INTERPRETASI PERIBAHASA JEPANG YANG TERBENTUK DARI KATA MIZU

Seperti yang telah diuraikan pada bab sebelumnya peribahasa Jepang yang terbentuk dari kata mizu memiliki bermacam-macam arti. Setelah penulis menganalisa refrensi yang ada pada bab II, maka berikut ini akan penulis uraikan arti peribahasa Jepang yang terbentuk dari kata Mizu, makna peribahasa tersebut, serta contoh peribahasa tersebut dalam kehidupan sehari-hari.

Berikut ini penulis akan menginterpretasikan 16 kotowaza yang terbentuk dari kata mizu.

水至りて渠成る (みずいたりてきょなる)

Peribahasa Jepang mizu itarite kyonaru memiliki arti sebagai berikut : “mizu ga nagaretekuruto, shizen ni mizo ga dekiru, shizen ni mizo ga dekiru. Gakumon fukakunaruto, shizen ni toku ga kanseisuru to iu koto o tatoete iu. Mata kikai ga touraisuru to shizen ni monogoto wa dekiagaru to iukoto” yang artinya ”ibarat air yang mengalir alami ke dermaga. Ibarat ilmu yang digali secara alami, kemudian menghasilkan kesempatan mendatangkan barang yang banyak”. Peribahasa tersebut melambangkan pada seseorang yang bila secara alamiah menuntut ilmu dengan sungguh-sungguh, maka apapun yang diinginkan dan dicita-citakannya akan dapat diperolehnya kelak.
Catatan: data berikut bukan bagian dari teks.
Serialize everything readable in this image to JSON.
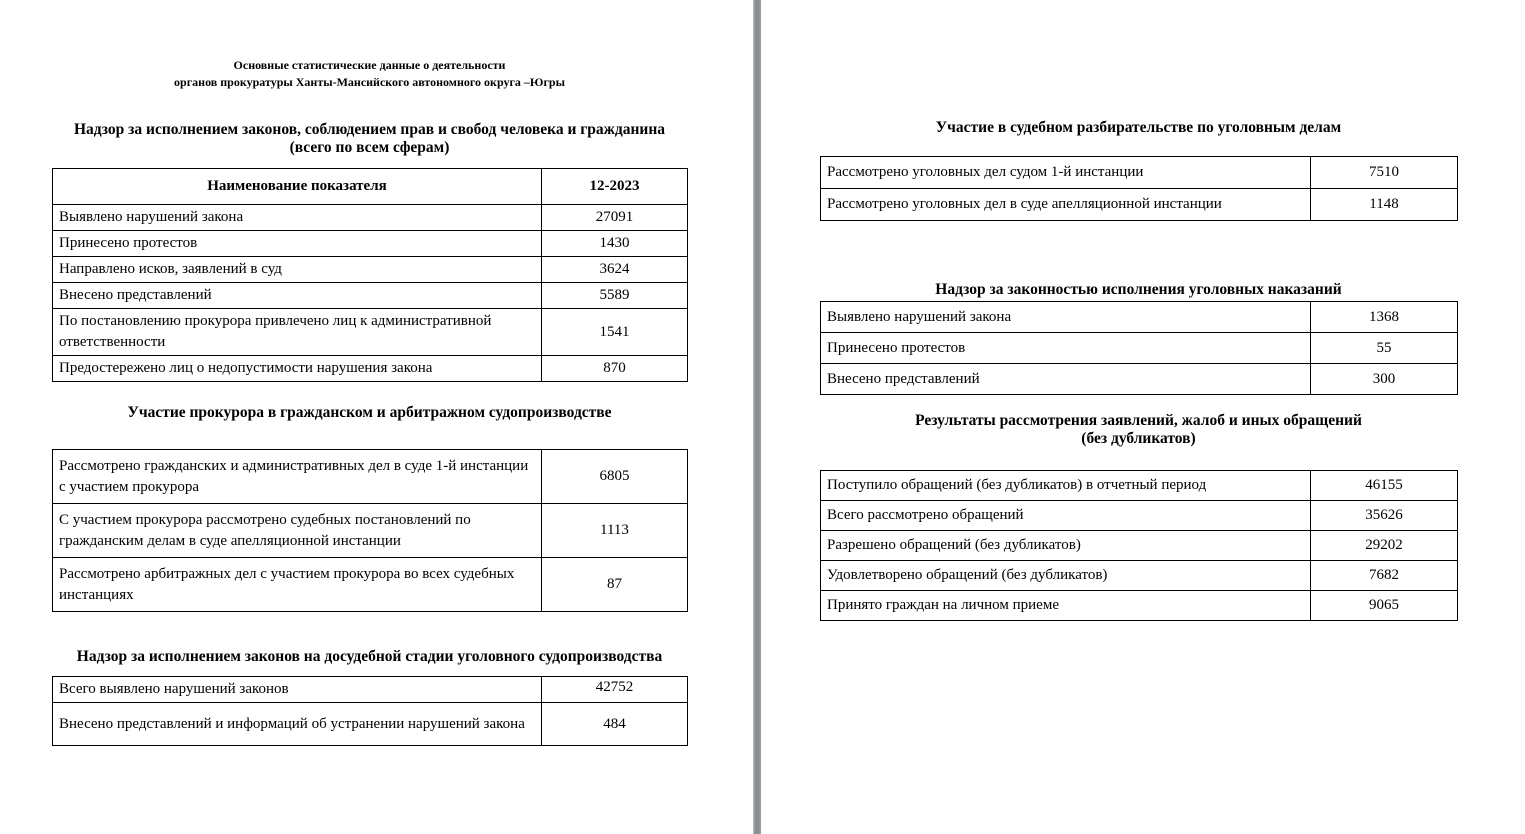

Hal ini dapat diibaratkan pada air yang secara alami mengalir mencari celah, melewati berbagai saluran hingga akhirnya berhasil menempuh tujuannya untuk berkumpul di satu tempat yang sama dengan air yang lain yakni dermaga.

Jadi penulis berpendapat bahwa bila kita bersungguh-sungguh dalam menuntut ilmu maka kelak apa yang kita cita-citakan akan tercapai.


(47)

水清ければ魚棲まず (みずきよければうおすまず)

Peribahasa Jepang mizu kyokereba uo sumazu memiliki arti sebagai berikut :“mizu ga seiretsu sugiruto kaette sakana wa sumanaimonoda. Jinkaku ga amari ni seiren sugitarisuru to, kaette hito ni shitashimarenaito iu tatoe” .Yang artinya ”bagai air yang terlalu jernih malah tidak mau ditinggali ikan. Bagai karakter, orang yang suci dan jujur malah tidak bergaul dengan orang lain”. Peribahasa ini melambangkan air yang jernih dengan karakter baik dan suci seseorang dan ikan sebagai makhluk sosial.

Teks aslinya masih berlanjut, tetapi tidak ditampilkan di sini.